Members of the Palestinian civil defence search through the rubble of a building following an Israeli air strike on Gaza City on October 27, 2018. (File photo: VCG)
GAZA, Nov. 4 (Xinhua) -- The easement of Israeli restrictions on the Hamas-ruled Gaza Strip aims at preventing the explosion of the situation in the Palestinian enclave, according to Palestinian analysts.
In recent days, the 2 million population in Gaza have witnessed a significant improvement in power supplies after Israel allowed the shipment of the Qatar-funded industrial fuel for the operation of the sole power plant in the territory.
Israel also expanded the fishing area to nine nautical miles and improved the functioning of the border crossing points.
The analysts hoped that these steps, sponsored by Egypt and the United Nations, will strengthen the understandings between the Palestinian factions in Gaza and Israel over the possibility of a cease-fire.
"The indicators are positive in the calm talks, and the possibility of reaching a cease-fire agreement seems very close," said Mukhaimar Abu Saada, a Gaza-based political analyst.
However, the potential agreement "is limited to steps for humanitarian facilities without including a sea passage between the Gaza Strip and Cyprus," Saada told Xinhua.
On the ongoing Palestinian anti-Israel March of Return rally, the analyst said such steps can "ensure a reduction in violence on the border" despite the fact that they "do not guarantee a complete halt."

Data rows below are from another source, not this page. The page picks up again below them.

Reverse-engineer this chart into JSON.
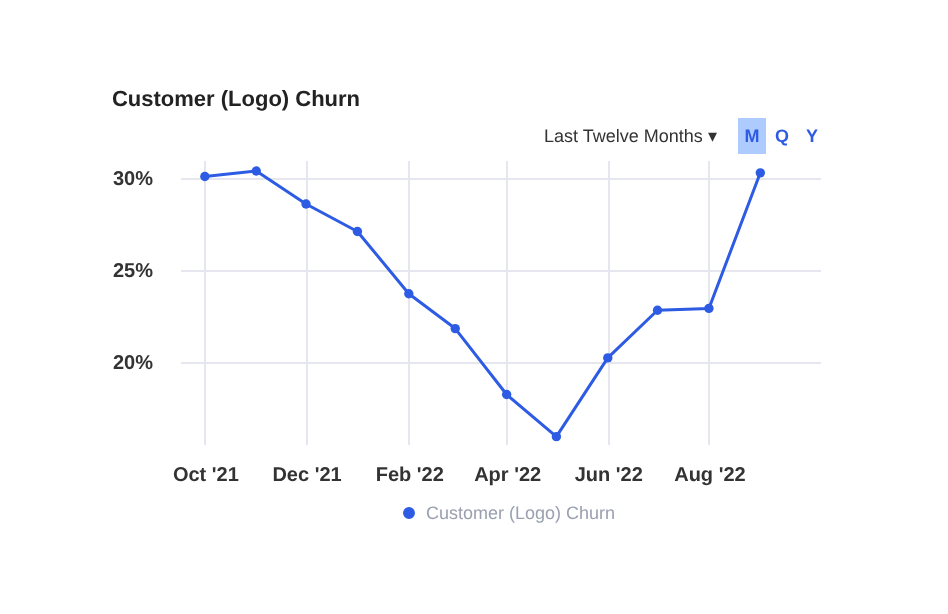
{
  "chart_data": {
    "type": "line",
    "title": "Customer (Logo) Churn",
    "annotations": [
      "Last Twelve Months ▾",
      "M",
      "Q",
      "Y"
    ],
    "x": [
      "2021-10-01",
      "2021-11-01",
      "2021-12-01",
      "2022-01-01",
      "2022-02-01",
      "2022-03-01",
      "2022-04-01",
      "2022-05-01",
      "2022-06-01",
      "2022-07-01",
      "2022-08-01",
      "2022-09-01"
    ],
    "series": [
      {
        "name": "Customer (Logo) Churn",
        "color": "#2d5be3",
        "values": [
          30.1,
          30.4,
          28.6,
          27.1,
          23.7,
          21.8,
          18.2,
          15.9,
          20.2,
          22.8,
          22.9,
          30.3
        ]
      }
    ],
    "xlim": [
      "2021-09-16",
      "2022-10-07"
    ],
    "xticks": [
      {
        "value": "2021-10-01",
        "label": "Oct '21"
      },
      {
        "value": "2021-12-01",
        "label": "Dec '21"
      },
      {
        "value": "2022-02-01",
        "label": "Feb '22"
      },
      {
        "value": "2022-04-01",
        "label": "Apr '22"
      },
      {
        "value": "2022-06-01",
        "label": "Jun '22"
      },
      {
        "value": "2022-08-01",
        "label": "Aug '22"
      }
    ],
    "ylim": [
      15.5,
      31
    ],
    "yticks": [
      {
        "value": 20,
        "label": "20%"
      },
      {
        "value": 25,
        "label": "25%"
      },
      {
        "value": 30,
        "label": "30%"
      }
    ],
    "grid": true,
    "legend": "bottom",
    "marker": "circle",
    "line_style": "solid"
  }
}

Borders between Gaza and Israel have been in tension since the start of protests on March 30, in which at least 220 Palestinians have been killed by Israeli gunfire and more than 22,000 others injured in confrontations occurring on an almost daily basis.

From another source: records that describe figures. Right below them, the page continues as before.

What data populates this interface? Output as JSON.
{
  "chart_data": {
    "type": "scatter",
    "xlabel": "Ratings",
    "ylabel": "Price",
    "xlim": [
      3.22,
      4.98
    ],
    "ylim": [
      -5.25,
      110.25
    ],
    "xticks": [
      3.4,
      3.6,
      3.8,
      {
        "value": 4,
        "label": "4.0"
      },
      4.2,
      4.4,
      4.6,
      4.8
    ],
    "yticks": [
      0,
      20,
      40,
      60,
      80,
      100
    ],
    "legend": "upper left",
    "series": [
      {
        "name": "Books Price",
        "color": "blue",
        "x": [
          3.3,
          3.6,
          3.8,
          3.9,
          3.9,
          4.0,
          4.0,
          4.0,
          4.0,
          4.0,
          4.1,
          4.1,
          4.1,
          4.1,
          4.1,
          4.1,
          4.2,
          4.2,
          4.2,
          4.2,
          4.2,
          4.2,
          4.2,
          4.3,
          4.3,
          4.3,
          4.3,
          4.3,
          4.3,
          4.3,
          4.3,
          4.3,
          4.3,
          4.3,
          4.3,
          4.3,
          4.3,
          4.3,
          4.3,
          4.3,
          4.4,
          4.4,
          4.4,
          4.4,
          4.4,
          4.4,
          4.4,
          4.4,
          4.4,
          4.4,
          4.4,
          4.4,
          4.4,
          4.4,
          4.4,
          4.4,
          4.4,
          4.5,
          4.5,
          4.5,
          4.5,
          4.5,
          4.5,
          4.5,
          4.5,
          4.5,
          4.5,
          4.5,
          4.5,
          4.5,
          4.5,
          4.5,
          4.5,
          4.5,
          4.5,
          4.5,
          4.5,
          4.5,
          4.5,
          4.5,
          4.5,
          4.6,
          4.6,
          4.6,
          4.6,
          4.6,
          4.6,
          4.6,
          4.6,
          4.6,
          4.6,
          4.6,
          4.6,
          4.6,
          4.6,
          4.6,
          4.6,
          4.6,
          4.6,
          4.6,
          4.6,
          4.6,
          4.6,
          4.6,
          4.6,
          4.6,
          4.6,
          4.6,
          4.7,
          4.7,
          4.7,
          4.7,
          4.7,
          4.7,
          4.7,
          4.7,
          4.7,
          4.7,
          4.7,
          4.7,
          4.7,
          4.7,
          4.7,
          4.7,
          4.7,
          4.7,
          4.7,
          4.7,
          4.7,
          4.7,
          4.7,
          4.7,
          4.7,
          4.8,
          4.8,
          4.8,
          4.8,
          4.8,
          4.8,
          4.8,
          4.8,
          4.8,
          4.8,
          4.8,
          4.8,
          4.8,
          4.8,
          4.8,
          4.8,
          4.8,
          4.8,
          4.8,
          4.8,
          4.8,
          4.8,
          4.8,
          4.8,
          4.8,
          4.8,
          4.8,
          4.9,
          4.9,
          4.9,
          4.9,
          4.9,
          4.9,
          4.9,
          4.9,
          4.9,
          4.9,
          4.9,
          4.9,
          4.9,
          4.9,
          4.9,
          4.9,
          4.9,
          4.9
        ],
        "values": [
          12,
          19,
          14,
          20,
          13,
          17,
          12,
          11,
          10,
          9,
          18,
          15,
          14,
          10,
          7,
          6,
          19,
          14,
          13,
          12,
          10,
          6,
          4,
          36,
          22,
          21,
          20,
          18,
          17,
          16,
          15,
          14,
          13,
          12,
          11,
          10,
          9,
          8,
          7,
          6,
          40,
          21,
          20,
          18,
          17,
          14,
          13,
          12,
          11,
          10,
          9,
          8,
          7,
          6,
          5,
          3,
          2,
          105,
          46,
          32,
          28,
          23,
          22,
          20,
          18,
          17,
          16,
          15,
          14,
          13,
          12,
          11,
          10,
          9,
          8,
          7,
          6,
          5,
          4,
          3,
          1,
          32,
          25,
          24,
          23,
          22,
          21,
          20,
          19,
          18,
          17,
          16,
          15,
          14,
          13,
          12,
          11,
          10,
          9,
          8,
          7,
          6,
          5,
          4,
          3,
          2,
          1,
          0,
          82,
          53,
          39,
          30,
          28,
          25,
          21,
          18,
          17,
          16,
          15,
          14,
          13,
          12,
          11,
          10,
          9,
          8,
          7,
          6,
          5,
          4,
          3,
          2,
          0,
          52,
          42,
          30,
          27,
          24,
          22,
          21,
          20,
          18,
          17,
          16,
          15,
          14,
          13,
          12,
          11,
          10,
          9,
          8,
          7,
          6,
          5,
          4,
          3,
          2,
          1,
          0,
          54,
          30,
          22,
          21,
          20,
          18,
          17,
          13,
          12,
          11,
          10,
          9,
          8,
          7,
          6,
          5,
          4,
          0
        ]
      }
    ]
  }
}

These protests demand to break the Israeli siege imposed on the Gaza Strip since after Hamas violently took over the coastal enclave in the summer of 2007 from fighting with forces loyal to the Palestinian Authority.

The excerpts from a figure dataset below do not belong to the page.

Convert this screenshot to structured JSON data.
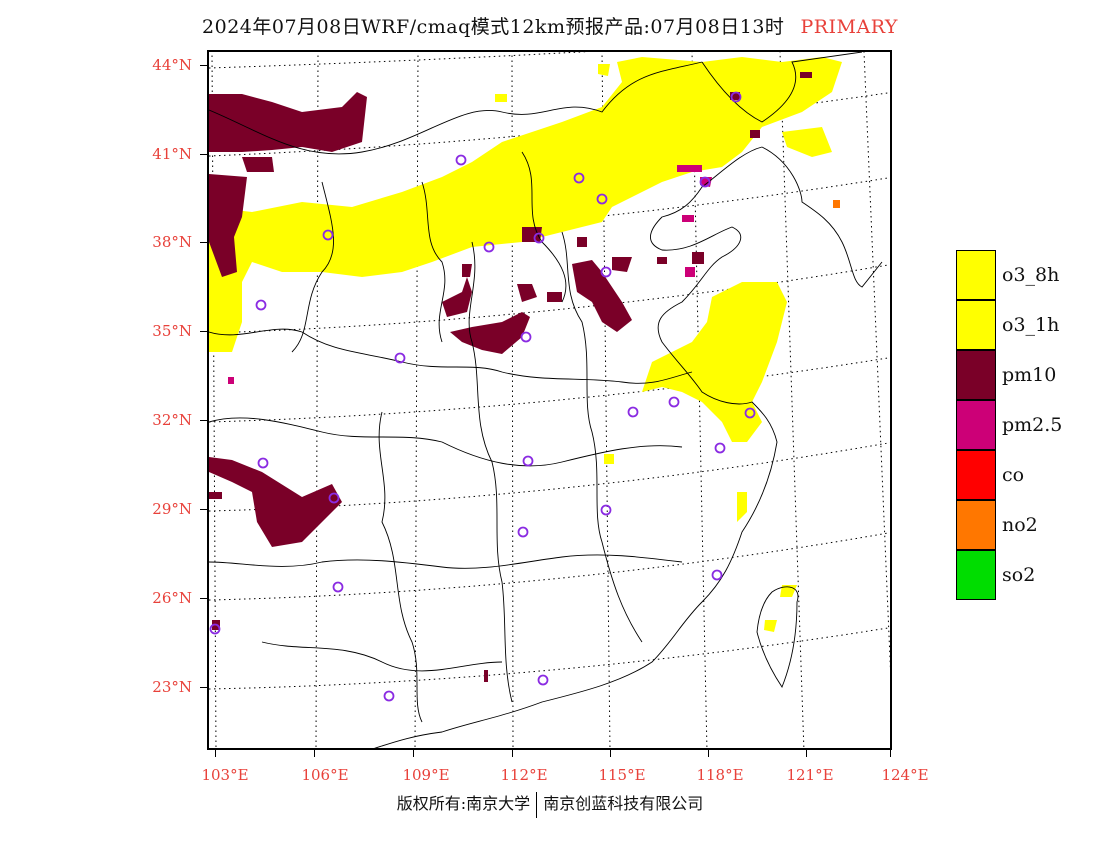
{
  "title": {
    "main": "2024年07月08日WRF/cmaq模式12km预报产品:07月08日13时",
    "tag": "PRIMARY"
  },
  "axes": {
    "lat_labels": [
      "44°N",
      "41°N",
      "38°N",
      "35°N",
      "32°N",
      "29°N",
      "26°N",
      "23°N"
    ],
    "lon_labels": [
      "103°E",
      "106°E",
      "109°E",
      "112°E",
      "115°E",
      "118°E",
      "121°E",
      "124°E"
    ]
  },
  "legend": {
    "items": [
      {
        "label": "o3_8h",
        "color": "#ffff00"
      },
      {
        "label": "o3_1h",
        "color": "#ffff00"
      },
      {
        "label": "pm10",
        "color": "#7a0028"
      },
      {
        "label": "pm2.5",
        "color": "#cc0077"
      },
      {
        "label": "co",
        "color": "#ff0000"
      },
      {
        "label": "no2",
        "color": "#ff7700"
      },
      {
        "label": "so2",
        "color": "#00dd00"
      }
    ]
  },
  "footer": {
    "left": "版权所有:南京大学",
    "right": "南京创蓝科技有限公司"
  },
  "colors": {
    "label_red": "#e8413a",
    "o3": "#ffff00",
    "pm10": "#7a0028",
    "pm25": "#cc0077",
    "no2": "#ff7700",
    "station_ring": "#8a2be2"
  }
}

Hamas and other Palestinian factions announced, on many occasions, that the rallies will continue until the Israeli blockade is lifted.
Israeli Prime Minister Benjamin Netanyahu recently welcomed the mediation of the UN and Egypt to "prevent the collapse of the humanitarian situation in the Gaza Strip," according to Israeli media.
"We are working to prevent any forces from entering Israel and causing harm to our soldiers and residents. In return, we are working to prevent a humanitarian crisis and ready to accept the mediation efforts of the UN and Egypt to achieve calm," said Netanyahu.
Adnan Abu Amer, a writer and political analyst from Gaza, said both the Palestinian factions and Israel are under more pressures to "strengthen their position between calm and possibilities of escalation."
Israel requires humanitarian steps toward the Gaza Strip to impose full calm, while the Palestinian factions calls for concrete steps to end or at least ease the siege of Gaza, Amer told Xinhua.
Israel's repeated demands of dismantling weapons of the Palestinian factions and hand over their soldiers are what hampered the settlement of the situation in the Gaza Strip, he noted.
Earlier this week, 34 homemade rockets were fired from the Gaza Strip into southern Israel. In response, the Israeli army raided 80 military targets belonging to Hamas and the Islamic Jihad movement in Gaza.
Meanwhile, Palestinian reconciliation efforts have faltered despite the signing of several previous agreements between Hamas and Palestinian President Mahmoud Abbas's Fatah faction.
The last Egypt-brokered agreement signed between Fatah and Hamas was in October last year.
It provided for a handover of the Gaza Strip to the Palestinian consensus government, but failed because of differences between the two rivals on the implementation.
Recently, Mahmoud Abbas has threatened to take "crucial" decisions against the Gaza Strip, including a halt to his full funding in response to the continued internal division.
"Any steps to relax humanitarian facilities in Gaza without the approval of the Palestinian Authority perpetuate the internal division," Hani Hani al-Masri, a political analyst and writer from the West Bank told Xinhua.
"Hamas deals with the reconciliation file as an option, not as a priority. So it prefers to reach a unilateral truce before reconciliation and threatens to use rockets and marches to ensure the flow of fuel and national funds," Masri added.